Fighting Fat is Pie in the Sky

It’s a good job I was staying at a hotel on Saturday because if I’d been in the privacy of my own house, I’d have probably put my foot through the telly watching News 24’s coverage of the so-called “fat epidemic“.

Apparently, 50% of boys will be obese by 2050. This is one of those nonsense statistics where you take the current trend and just continue it across time until you have a satisfactorily scary sounding soundbite to regurgitate ad nauseum.

In reality, I suspect that even if climate change doesn’t radically alter all our eating and exercise habits by that time, it will plateau at a much lower rate.

The BBC coverage (which I can’t seem to find online) was something else. At one point, a health worker went on camera lamenting that boys didn’t have role models such as Kate Moss and Victoria Beckham to encourage them to stay thin (I swear I’m not making this up). Another one complained that it is already too late to solve the problem.

Want to reduce obesity in this country? Well, take it from a fat bastard: the best way to do this is to shoot every health specialist and nutritionist. That includes Jamie Fucking Oliver. These people are paid serious amounts of cash to make fat people feel bad about themselves. The response? More comfort eating.

When I was a teenager, I was taken to a nutritionist. Her helpful advice was the tell me that if I didn’t do something about my weight problem I’d have heart problems by the time I was thirty (still seems to be ticking okay), and that her magic solution was for me to eat digestive biscuits every time I wanted a choccie bar. All going to see that nutritionist achieved was to make me feel bad about myself and to reinforce the notion that I was fat. Looking back at photos of myself back then, relatively speaking, I was certainly chunky but nothing compared to the Goodyear Blimp I am now. Yet in addition to the casual playground bullying and name calling, which was generally easy to handle, I had to deal with institutionalised bullying and name calling, which wasn’t. I became utterly insecure, ran away from the rugby team, gave up the one sport I actually felt comfortable doing (swimming), and generally became a fat caricature.

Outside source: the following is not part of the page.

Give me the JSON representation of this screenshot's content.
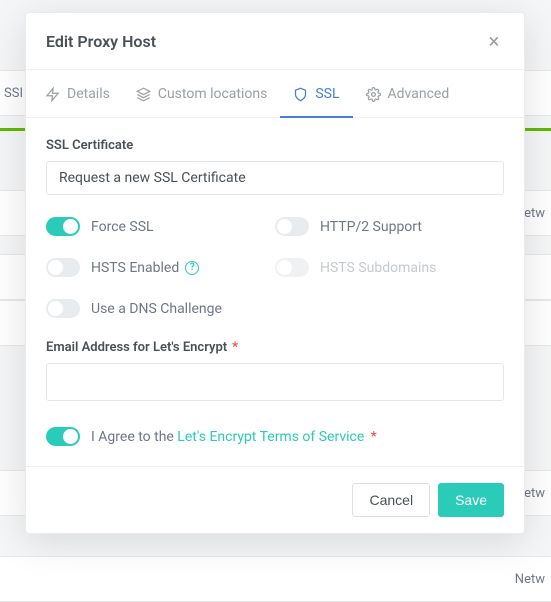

If society wants to sort out its obesity problem, the simplest solution is just to stop obsessing about it. This obesity epidemic industry has nothing to do with the interests of people who have serious weight issues, and everything to do with the egos, paychecks and sadism of those who enjoy peddling doomsday scenarios.

2 comments

  1. Well in fairness, I think we should probably just shoot Jamie Oliver anyway.

    It’s a shame really that the problem can’t be shared around a bit. When I was at school, I was ridiculously thin. It’s taken years of stuffing my face to get to my slightly overweight state today.

    I would have thought though that one of the advantages of being fat is that the bullies just bounce off. Being thin meant being in a state of considerable and prolonged fear. My school contained a number of boys since convicted for murder.

  2. I can’t believe the ‘Kate Moss’ suggestion – aren’t we criticising her for being too skinny and taking drugs at the moment as well?

    But we must do something! Think of the children! We must force feed them school dinners because poor people are incapable of making choices apparently (popular thinking in the LibDems it seems).